Enabling User Journey
Engine allows you to learn more about your user's journey. User Journey is the story of where a user goes throughout the day. For example:
- The user started out at home.
- From 9:15am - 9:30am the user drove from home to work at Factual.
- From 9:30am - 12:30pm the user was stationary at work at Factual.
- From 12:30pm - 12:35pm the user walked from Factual to Shake Shack at the Westfield Century City Mall.
- etc.
There are two types of user journey callbacks in the SDK: events and spans.
Events are delivered when small updates in the user's state occur. You can get a user journey event when the user's activity changes (ex: from stationary to walking), when the user's visiting state changes (ex: ingresses at or egresses from somewhere), when the user's place attachment state changes (ex: the user is now visiting a Shake Shack, but was previously at Starbucks), or when their app state changes (ex: the user backgrounds or foregrounds the app).
Spans are summarized user journey information over a defined span of time. Spans don't overlap with each other. There are two types of spans: transit spans (the user was traveling from one location to another) and stationary spans (the user was stopped at a location). Spans bundle up all of the state changes you would get in user journey events into individual span objects.
Consider the following user journey events:
- The user is at Shake Shack.
- The user started driving at 4:00pm.
- The user stopped driving and is now stationary at 4:30pm.
- The user is at Starbucks at 4:30pm.
This would be summarized in a single user journey span:
- From 4:00pm - 4:30pm the user drove from Shake Shack to Starbucks.
Track User Journey
To set up your app to receive user journey information, first create a class that extends UserJourneyReceiver.

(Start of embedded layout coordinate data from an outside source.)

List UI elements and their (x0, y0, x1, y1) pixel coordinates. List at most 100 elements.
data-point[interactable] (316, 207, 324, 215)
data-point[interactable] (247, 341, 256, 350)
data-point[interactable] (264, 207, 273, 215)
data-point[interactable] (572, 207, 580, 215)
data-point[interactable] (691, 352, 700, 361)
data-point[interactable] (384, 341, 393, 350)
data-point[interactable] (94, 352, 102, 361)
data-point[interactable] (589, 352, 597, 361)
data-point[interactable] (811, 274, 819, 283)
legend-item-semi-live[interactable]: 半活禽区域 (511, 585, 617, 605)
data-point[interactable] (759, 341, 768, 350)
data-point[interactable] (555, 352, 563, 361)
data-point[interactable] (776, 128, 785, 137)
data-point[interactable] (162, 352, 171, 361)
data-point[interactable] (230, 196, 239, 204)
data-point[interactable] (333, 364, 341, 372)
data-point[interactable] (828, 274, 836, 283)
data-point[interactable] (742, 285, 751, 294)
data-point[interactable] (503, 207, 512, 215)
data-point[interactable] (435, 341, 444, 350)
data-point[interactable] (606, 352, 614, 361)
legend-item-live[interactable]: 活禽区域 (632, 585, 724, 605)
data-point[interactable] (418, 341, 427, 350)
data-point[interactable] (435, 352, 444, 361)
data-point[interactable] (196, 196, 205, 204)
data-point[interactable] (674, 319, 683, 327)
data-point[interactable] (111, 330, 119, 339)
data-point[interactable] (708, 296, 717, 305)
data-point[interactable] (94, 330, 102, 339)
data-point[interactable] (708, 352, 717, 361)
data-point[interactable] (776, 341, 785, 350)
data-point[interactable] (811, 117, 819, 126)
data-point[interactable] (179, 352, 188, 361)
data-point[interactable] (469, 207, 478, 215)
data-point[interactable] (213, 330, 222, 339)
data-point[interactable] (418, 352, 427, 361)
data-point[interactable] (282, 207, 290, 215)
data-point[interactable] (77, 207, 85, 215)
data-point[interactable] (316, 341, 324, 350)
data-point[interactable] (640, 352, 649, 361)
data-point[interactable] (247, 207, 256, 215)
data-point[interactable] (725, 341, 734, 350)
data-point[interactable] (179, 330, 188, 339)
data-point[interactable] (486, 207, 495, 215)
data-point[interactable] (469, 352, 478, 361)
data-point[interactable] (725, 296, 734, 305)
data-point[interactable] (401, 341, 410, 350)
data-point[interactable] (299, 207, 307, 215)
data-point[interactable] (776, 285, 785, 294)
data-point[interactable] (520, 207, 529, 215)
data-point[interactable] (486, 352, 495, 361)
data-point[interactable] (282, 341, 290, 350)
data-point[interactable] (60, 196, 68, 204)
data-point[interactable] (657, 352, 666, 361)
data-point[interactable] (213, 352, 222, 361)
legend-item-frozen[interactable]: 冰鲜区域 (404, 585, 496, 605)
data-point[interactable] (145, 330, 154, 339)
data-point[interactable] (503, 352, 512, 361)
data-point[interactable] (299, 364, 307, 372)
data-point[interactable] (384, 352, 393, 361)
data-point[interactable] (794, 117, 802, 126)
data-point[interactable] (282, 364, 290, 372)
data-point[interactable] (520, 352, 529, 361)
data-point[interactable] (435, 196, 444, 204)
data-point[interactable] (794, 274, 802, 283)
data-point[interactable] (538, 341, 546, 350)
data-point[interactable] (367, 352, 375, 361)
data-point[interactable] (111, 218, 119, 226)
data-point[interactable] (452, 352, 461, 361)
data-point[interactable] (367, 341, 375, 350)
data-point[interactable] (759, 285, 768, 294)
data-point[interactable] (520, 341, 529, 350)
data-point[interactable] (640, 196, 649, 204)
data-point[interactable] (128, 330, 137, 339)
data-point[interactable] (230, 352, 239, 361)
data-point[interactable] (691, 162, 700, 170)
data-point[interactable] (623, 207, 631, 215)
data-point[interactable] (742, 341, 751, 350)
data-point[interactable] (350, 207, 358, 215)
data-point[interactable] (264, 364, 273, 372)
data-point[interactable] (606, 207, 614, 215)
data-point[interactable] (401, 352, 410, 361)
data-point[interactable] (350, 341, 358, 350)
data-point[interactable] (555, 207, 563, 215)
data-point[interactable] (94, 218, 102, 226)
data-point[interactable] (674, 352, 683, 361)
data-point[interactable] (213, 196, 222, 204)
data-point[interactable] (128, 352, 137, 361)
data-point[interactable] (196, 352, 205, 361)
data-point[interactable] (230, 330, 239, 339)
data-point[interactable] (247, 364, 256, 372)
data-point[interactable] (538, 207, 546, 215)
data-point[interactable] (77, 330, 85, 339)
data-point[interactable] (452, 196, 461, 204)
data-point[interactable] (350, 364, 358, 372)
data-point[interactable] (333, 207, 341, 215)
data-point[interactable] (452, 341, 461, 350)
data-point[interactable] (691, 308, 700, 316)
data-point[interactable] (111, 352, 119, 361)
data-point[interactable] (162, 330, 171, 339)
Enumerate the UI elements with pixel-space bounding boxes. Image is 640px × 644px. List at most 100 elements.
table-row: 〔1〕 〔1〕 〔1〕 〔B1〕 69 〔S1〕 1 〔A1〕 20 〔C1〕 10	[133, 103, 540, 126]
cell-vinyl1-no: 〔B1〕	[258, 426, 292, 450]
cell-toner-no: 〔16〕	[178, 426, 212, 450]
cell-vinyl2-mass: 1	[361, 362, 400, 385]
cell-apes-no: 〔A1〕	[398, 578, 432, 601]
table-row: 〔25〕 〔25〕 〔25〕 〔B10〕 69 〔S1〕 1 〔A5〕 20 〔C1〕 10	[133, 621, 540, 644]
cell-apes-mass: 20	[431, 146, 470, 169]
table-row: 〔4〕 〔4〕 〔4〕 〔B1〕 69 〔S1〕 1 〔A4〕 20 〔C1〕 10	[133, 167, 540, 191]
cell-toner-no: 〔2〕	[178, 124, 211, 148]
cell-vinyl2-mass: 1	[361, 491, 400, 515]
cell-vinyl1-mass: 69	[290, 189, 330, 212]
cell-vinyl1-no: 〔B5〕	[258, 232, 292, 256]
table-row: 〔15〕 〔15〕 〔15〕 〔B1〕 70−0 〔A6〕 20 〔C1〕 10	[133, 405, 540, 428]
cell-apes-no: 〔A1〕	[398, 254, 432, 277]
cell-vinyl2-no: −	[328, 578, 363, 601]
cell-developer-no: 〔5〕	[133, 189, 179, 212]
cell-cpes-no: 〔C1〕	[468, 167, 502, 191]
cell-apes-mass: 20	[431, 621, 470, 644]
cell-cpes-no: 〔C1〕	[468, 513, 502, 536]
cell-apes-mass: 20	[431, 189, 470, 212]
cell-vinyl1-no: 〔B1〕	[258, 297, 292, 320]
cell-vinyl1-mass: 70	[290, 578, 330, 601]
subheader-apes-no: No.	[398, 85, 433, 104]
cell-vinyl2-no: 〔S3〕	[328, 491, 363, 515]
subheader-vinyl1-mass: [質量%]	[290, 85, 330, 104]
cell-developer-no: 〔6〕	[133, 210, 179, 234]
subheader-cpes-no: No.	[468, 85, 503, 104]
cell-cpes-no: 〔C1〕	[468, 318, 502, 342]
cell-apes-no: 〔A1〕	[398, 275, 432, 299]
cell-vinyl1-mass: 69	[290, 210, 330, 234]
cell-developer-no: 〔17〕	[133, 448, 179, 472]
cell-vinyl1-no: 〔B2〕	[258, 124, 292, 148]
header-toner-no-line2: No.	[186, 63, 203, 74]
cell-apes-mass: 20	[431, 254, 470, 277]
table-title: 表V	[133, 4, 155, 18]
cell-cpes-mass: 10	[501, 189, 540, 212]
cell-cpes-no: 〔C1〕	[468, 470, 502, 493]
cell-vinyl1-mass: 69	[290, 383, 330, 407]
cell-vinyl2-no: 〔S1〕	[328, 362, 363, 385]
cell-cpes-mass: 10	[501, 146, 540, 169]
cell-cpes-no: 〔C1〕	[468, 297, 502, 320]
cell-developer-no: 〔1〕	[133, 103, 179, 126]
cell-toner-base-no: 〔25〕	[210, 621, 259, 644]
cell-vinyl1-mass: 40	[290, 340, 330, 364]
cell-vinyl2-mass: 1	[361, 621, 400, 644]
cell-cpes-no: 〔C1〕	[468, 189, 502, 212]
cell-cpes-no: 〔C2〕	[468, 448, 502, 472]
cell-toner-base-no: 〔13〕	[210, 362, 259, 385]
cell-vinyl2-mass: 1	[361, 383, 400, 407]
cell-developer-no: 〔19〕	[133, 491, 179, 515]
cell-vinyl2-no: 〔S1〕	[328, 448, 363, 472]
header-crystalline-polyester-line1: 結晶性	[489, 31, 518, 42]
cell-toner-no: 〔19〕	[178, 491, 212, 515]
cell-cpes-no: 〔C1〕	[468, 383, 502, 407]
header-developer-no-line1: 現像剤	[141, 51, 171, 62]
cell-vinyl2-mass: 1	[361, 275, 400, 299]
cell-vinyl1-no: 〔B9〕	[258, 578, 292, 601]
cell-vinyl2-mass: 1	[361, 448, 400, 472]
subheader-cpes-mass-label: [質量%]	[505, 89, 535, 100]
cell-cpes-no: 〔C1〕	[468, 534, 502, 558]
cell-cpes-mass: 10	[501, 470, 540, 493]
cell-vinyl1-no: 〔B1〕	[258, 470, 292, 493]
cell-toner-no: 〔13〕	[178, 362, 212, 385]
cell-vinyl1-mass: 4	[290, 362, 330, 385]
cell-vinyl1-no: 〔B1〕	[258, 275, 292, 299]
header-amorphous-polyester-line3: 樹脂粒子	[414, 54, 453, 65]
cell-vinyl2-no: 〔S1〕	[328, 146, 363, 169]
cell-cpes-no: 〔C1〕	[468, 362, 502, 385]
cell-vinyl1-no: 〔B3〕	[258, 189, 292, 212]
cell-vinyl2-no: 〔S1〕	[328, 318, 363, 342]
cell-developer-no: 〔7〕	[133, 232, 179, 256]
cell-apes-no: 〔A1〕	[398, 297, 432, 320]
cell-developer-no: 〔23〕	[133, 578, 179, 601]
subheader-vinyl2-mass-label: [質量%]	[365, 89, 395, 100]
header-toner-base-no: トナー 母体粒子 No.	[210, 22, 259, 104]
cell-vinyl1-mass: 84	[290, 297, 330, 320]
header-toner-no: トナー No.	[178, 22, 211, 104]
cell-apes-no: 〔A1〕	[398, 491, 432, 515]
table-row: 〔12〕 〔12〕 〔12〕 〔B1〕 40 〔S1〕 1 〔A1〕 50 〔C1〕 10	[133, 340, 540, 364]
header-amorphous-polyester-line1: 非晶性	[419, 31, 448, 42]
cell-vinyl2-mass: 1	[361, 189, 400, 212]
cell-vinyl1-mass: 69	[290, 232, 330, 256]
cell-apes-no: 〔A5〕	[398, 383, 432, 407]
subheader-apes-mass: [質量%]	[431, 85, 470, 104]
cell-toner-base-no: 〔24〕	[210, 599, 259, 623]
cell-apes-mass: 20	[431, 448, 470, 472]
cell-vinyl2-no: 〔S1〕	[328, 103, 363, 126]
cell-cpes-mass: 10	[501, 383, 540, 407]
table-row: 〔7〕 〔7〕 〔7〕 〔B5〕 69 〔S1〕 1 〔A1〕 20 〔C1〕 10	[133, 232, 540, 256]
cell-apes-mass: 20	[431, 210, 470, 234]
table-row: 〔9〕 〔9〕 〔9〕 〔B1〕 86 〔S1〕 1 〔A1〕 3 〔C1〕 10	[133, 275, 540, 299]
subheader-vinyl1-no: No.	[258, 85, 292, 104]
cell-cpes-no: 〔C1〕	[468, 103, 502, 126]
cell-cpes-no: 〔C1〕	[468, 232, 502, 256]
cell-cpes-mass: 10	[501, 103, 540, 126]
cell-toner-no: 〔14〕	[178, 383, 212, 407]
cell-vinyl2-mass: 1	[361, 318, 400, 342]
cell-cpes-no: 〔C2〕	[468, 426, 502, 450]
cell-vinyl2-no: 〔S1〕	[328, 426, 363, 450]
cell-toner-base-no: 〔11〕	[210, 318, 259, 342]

For example:
package com.factual.androidwalkthrough;
import android.content.Context;
import android.util.Log;
import com.factual.engine.api.mobile_state.UserJourneyEvent;
import com.factual.engine.api.mobile_state.UserJourneyReceiver;
import com.factual.engine.api.mobile_state.UserJourneySpan;
import org.json.JSONException;
public class ConsoleLoggingUserJourneyReceiver extends UserJourneyReceiver {
@Override
public void onContext(Context context) {
// If you need fields from the context
}
@Override
public void onUserJourneyEvent(UserJourneyEvent userJourneyEvent) {
try {
Log.i("engine", "Received User Journey event: " + userJourneyEvent.toJson().toString());
} catch (JSONException e) {
Log.e("engine", "Error with User Journey json");
}
}
@Override
public void onUserJourneySpan(UserJourneySpan userJourneySpan) {
try {
Log.i("engine", "Received User Journey span: " + userJourneySpan.toJson().toString());
} catch (JSONException e) {
Log.e("engine", "Error with User Journey span json");
}
}
}
Then add this receiver to your AndroidManifest.xml
for example:
...
<receiver android:name=".ConsoleLoggingFactualClientReceiver"/>
<receiver android:name=".ConsoleLoggingUserJourneyReceiver"/>
</application>
...
Finally, set the receiver after the SDK is initialized. For example:
@Override
public void onInitialized() {
try {
FactualEngine.setUserJourneyReceiver(ConsoleLoggingUserJourneyReceiver.class);
FactualEngine.start();
} catch (FactualException e) {
Log.e("engine", e.getMessage());
}
}
After these steps, your app will receive user journey event and span updates.